Ecco «Dalida», col suo fascino e i suoi misteri

Nel film biografico di Lisa Azuelos sulla cantante il ritratto di una donna solare ma complessa

Cinzia Romani

Illusione perfetta. Non è Dalida, regina della musica e icona pop dei Sessanta, ma Sveva Alviti, nel 2016. Rinasce al cinema, infatti, la cantante morta suicida il 3 maggio 1987, grazie al biopic di Lisa Azuelos, figlia della cantante e attrice Marie Laforet, che adesso dedica un film da lei definito «psico-disco» a quest'importante personaggio della scena musicale internazionale. E stasera, nello storico Olympia di Parigi, che vide i trionfi della star, si svolgerà l'anteprima mondiale di Dalida, omaggio cinematografico fortemente voluto dal fratello di lei, Orlando, qui produttore insieme alla Pathé.
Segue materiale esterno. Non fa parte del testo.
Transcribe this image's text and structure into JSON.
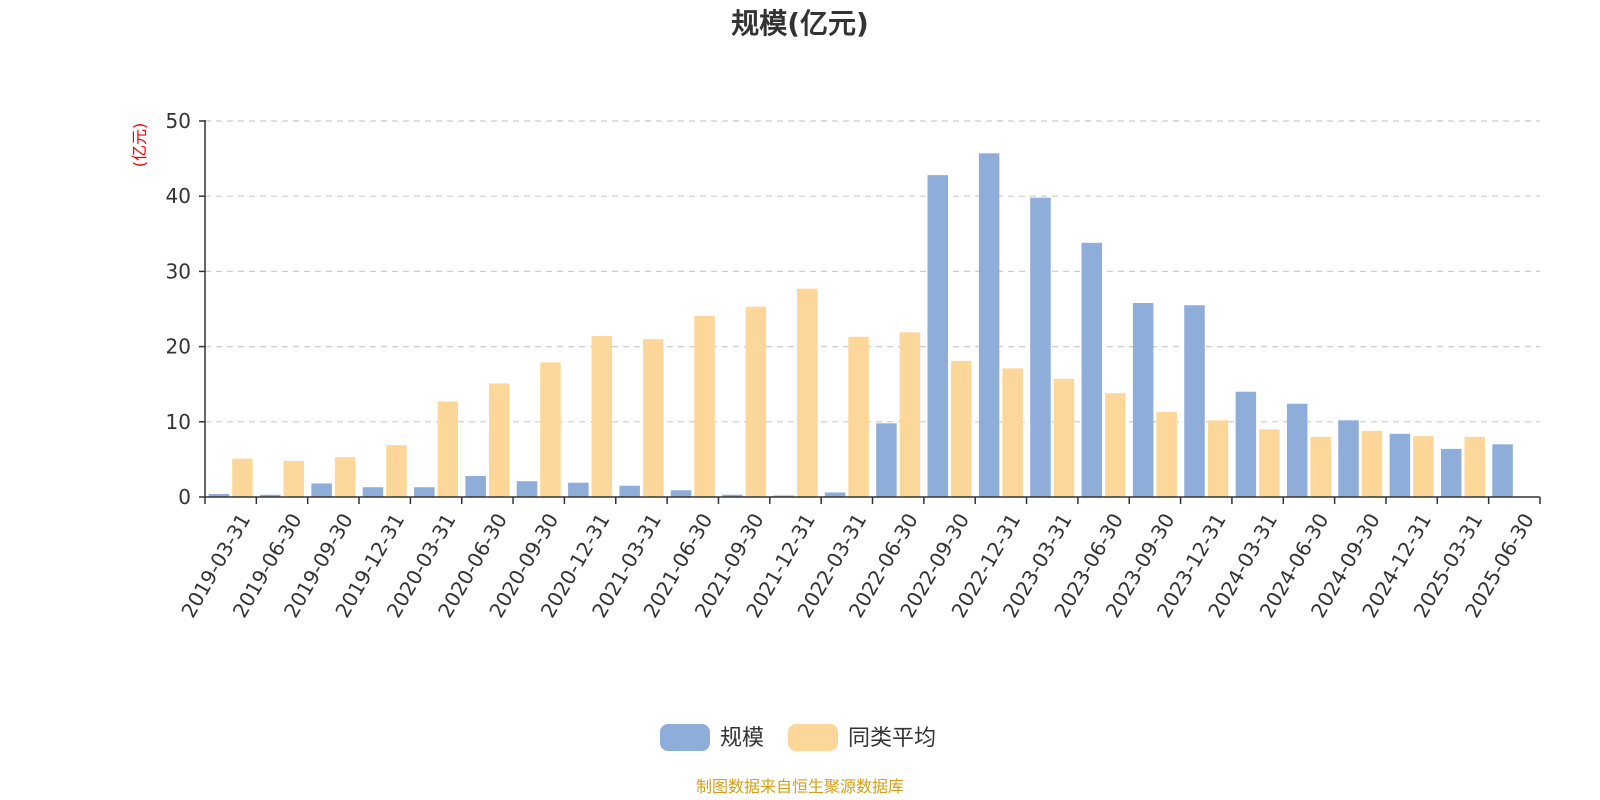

Sul tappeto rosso del tempio musicale parigino, dove la cantante nata al Cairo si esibì nel '56, sfileranno regista e interpreti: dalla romana Alviti, 31 anni, a Riccardo Scamarcio, nei panni di Orlando, a Jean-Paul Rouve, nel ruolo del marito di Dalida, Lucien Morisse. Si rinnovano, così, i fasti d'una carriera smagliante, ripercorsa dalla nascita della cantante, nel '33, alla sua prima esibizione all'Olympia, passando per il matrimonio con Morisse, patron della giovane Radio Europe 1. E poi, le serate a cantare disco-music, negli '80, i viaggi iniziatici in India, il successo mondiale nel '74, per il ritratto intimo d'una donna complessa e solare.
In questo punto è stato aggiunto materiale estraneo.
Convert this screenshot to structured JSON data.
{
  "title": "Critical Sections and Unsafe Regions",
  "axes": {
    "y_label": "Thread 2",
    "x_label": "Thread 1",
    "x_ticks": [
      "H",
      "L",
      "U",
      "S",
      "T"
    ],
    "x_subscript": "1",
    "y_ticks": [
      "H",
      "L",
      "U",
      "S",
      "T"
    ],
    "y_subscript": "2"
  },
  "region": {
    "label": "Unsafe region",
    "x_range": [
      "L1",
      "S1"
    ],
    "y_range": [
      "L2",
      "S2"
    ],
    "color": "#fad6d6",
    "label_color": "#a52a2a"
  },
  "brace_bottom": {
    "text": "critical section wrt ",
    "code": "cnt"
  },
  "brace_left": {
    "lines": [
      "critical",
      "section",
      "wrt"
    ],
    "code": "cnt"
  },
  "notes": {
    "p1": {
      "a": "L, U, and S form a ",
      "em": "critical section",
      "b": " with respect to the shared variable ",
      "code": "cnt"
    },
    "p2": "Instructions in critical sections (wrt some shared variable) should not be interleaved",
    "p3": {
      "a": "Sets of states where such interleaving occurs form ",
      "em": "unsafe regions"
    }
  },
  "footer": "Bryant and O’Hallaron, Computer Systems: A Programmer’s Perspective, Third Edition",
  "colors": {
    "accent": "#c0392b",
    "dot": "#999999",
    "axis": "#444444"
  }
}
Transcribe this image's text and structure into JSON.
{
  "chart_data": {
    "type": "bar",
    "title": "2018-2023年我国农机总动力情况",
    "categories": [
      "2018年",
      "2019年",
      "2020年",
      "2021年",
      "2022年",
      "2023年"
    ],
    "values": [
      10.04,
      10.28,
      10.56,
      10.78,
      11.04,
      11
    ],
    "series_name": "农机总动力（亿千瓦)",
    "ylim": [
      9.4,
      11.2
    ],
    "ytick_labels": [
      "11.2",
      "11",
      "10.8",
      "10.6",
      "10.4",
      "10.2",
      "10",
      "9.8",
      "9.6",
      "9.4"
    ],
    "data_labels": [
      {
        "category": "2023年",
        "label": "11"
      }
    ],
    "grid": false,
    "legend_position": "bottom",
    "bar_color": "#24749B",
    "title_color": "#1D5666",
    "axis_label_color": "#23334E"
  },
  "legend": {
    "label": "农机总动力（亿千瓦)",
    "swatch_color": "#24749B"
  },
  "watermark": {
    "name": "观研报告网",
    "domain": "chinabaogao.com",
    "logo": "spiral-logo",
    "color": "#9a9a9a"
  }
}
Lisa Azuelos intende il suo film come un modo per riabilitare Iolanda Cristina Gigliotti, in arte Dalida, dopo la sua morte. «Ho voluto darle l'estrema unzione. Che la si capisca, che la si perdoni per il suo ultimo gesto. La sua sfortuna è stata essere una donna moderna, in un'epoca che non lo era affatto!», spiega la regista, che a lungo ha creduto Dalida una rivale della mamma. Girato tra Francia, Italia e Marocco, con un budget di 15 milioni di euro, Dalida verrà distribuito da Rai Cinema l'anno prossimo. Intanto, in Francia lo si vedrà in 500 sale e poi sarà in Belgio. Il nome della modella Sveva Alviti non dice molto al pubblico italiano: la sua filmografia si riduce a piccoli ruoli in film italiani come AmeriQua, Buongiorno papà e Cam Girl di Mirca Viola, dove incarnava una ragazza pronta a concedersi via webcam. Mannequin sconosciuta in Francia, Sveva non sapeva il francese, né cantare o recitare. Sorriso fragile e forte, occhialoni, abito di paillettes, l'interprete appare luminosa all'esterno, ma torturata all'interno di un sé problematico.
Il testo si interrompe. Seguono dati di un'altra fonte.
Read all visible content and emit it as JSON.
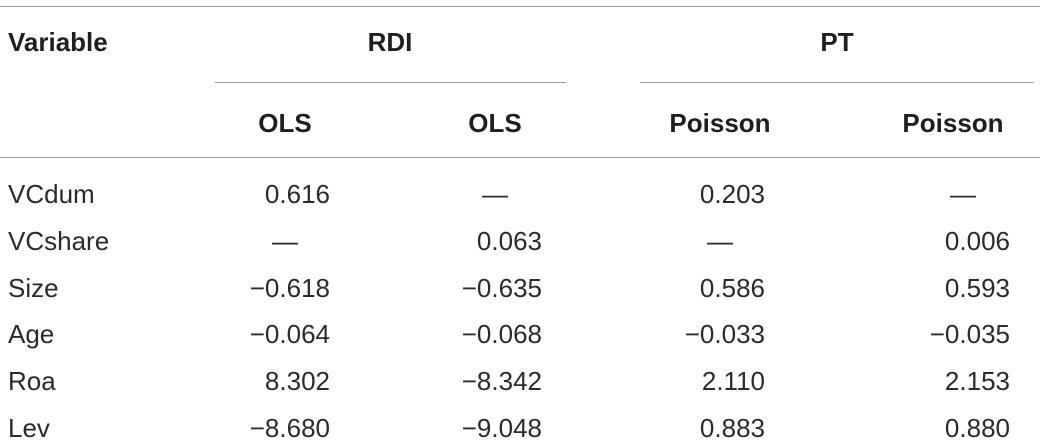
{
  "table": {
    "header": {
      "variable_label": "Variable",
      "groups": [
        "RDI",
        "PT"
      ],
      "methods": [
        "OLS",
        "OLS",
        "Poisson",
        "Poisson"
      ]
    },
    "rows": [
      {
        "variable": "VCdum",
        "values": [
          "0.616",
          "—",
          "0.203",
          "—"
        ]
      },
      {
        "variable": "VCshare",
        "values": [
          "—",
          "0.063",
          "—",
          "0.006"
        ]
      },
      {
        "variable": "Size",
        "values": [
          "−0.618",
          "−0.635",
          "0.586",
          "0.593"
        ]
      },
      {
        "variable": "Age",
        "values": [
          "−0.064",
          "−0.068",
          "−0.033",
          "−0.035"
        ]
      },
      {
        "variable": "Roa",
        "values": [
          "8.302",
          "−8.342",
          "2.110",
          "2.153"
        ]
      },
      {
        "variable": "Lev",
        "values": [
          "−8.680",
          "−9.048",
          "0.883",
          "0.880"
        ]
      }
    ]
  }
}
A trent'anni dalla morte dell'artista, verrà riesumata anche la sua nota vicenda amorosa col cantautore Luigi Tenco (qui Alessandro Borghi), all'epoca del festival di Sanremo '67. Quando fece scalpore il suicidio del malinconico ventottenne, incompreso dall'industria discografica. Quel colpo di pistola al Savoy di Sanremo, dove alloggiava anche Dalida, resta un dramma inspiegabile. L'editore e scrittore Michele Piacentini, studioso di Tenco, spiega: «Quella di Tenco e Dalida è una storia che va scoperta.

Cinquant'anni di convinzioni e teorie di vario genere su Tenco e Dalida non sono facili da disossidare, nel pensiero della gente».